How is it transmitted?

You can get or transmit HIV only through specific activities. Generally, people get or transmit HIV through sexual behaviors and needle or syringe use. Only certain body fluids—blood, semen, pre-seminal fluid, rectal fluids, vaginal fluids, and breast milk—from a person who has HIV can transmit HIV. These fluids must come in contact with a mucous membrane (found inside the rectum, vagina, penis, and mouth) or damaged tissue or be directly injected into the bloodstream (from a needle or syringe) for transmission to occur.


Symptoms

Some people may experience a flu-like illness within 2 to 4 weeks after infection. But some people may not feel sick during the first stage. Flu-like symptoms include fever, chills, rash, night sweats, muscle aches, sore throat, fatigue, swollen lymph nodes, or mouth ulcers. These symptoms can last anywhere from a few days to several weeks. During this time, HIV infection may not show up on an HIV test, but people who have it are highly infectious and can spread the infection to others.


Medication

If taken as prescribed, HIV medicine (Antiretroviral therapy - ART) can make the amount of HIV in the blood (viral load) very low—so low that a test can’t detect it (called an undetectable viral load). People with HIV who get and keep an undetectable viral load can stay healthy for many years and have effectively no risk of transmitting HIV to an HIV-negative partner through sex.


Talk to our doctor about pre-exposure prophylaxis (PrEP), taking HIV medicines daily to prevent HIV infection, if you are at very high risk for HIV.

PrEP should be considered if you are HIV-negative and in an ongoing sexual relationship with an HIV-positive partner or you aren’t in a mutually monogamous relationship with a partner who recently tested HIV-negative.
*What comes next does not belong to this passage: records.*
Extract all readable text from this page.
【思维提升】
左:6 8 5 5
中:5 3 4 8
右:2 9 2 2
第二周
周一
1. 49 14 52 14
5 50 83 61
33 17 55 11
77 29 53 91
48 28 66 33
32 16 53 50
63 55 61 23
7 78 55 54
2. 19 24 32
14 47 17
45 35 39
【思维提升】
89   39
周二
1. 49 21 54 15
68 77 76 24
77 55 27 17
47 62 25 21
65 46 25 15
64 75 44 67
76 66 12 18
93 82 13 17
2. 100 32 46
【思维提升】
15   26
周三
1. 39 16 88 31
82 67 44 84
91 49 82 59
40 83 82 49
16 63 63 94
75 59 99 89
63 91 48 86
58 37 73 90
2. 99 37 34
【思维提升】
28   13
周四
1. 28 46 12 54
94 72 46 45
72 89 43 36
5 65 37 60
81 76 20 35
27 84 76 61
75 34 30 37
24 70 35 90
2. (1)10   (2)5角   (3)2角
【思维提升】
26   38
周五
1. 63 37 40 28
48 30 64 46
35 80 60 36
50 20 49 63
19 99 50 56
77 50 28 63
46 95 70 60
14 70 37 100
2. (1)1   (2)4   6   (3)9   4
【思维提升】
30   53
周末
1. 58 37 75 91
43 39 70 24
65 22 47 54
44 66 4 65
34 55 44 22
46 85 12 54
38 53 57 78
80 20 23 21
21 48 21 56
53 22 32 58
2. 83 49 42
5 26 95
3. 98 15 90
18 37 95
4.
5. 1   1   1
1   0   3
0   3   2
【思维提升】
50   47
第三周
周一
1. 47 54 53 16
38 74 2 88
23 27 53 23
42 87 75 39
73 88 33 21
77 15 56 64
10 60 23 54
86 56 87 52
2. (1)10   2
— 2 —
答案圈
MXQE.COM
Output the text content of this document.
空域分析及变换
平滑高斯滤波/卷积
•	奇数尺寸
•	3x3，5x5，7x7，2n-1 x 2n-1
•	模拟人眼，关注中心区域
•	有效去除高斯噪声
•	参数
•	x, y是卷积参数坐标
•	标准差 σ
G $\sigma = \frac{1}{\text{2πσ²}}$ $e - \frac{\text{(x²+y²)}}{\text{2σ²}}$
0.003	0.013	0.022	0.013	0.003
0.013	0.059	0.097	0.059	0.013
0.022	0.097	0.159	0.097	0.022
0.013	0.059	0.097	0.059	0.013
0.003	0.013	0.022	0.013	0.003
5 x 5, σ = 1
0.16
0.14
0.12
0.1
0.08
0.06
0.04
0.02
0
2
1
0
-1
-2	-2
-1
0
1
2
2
Post-exposure prophylaxis (PEP) means taking HIV medicines after being potentially exposed to HIV to prevent becoming infected. If you’re HIV-negative or don’t know your HIV status and think you have recently been exposed to HIV during sex (for example, if the condom breaks), talk to our doctor about PEP right away (within 3 days). The sooner you start PEP, the better; every hour counts.  Keep in mind that your chance of getting HIV is lower if your HIV-positive partner is taking medicine to treat HIV infection (ART) as prescribed and his or her viral load stays undetectable.


Care for HIV

MedConsult Clinic provides effective testing and medication based on the tests to help you, because with the right treatment, HIV can be controlled. We have rapid HIV testing that is just a simple finger prick and can provide results in only 15 minutes. If you think you have been exposed to HIV, the test is able to detect 95% of infections after the 21 day window period, however after 3 months HIV tests are 100% accurate. CDC recommends getting tested at least once a year.


Unlike some other viruses, the human body can’t get rid of HIV completely, even with treatment. However, today, someone diagnosed with HIV and treated before the disease is far advanced can live nearly as long as someone who does not have HIV. Our doctor can provide the right treatment to prevent HIV and control it, to help you live a normal life.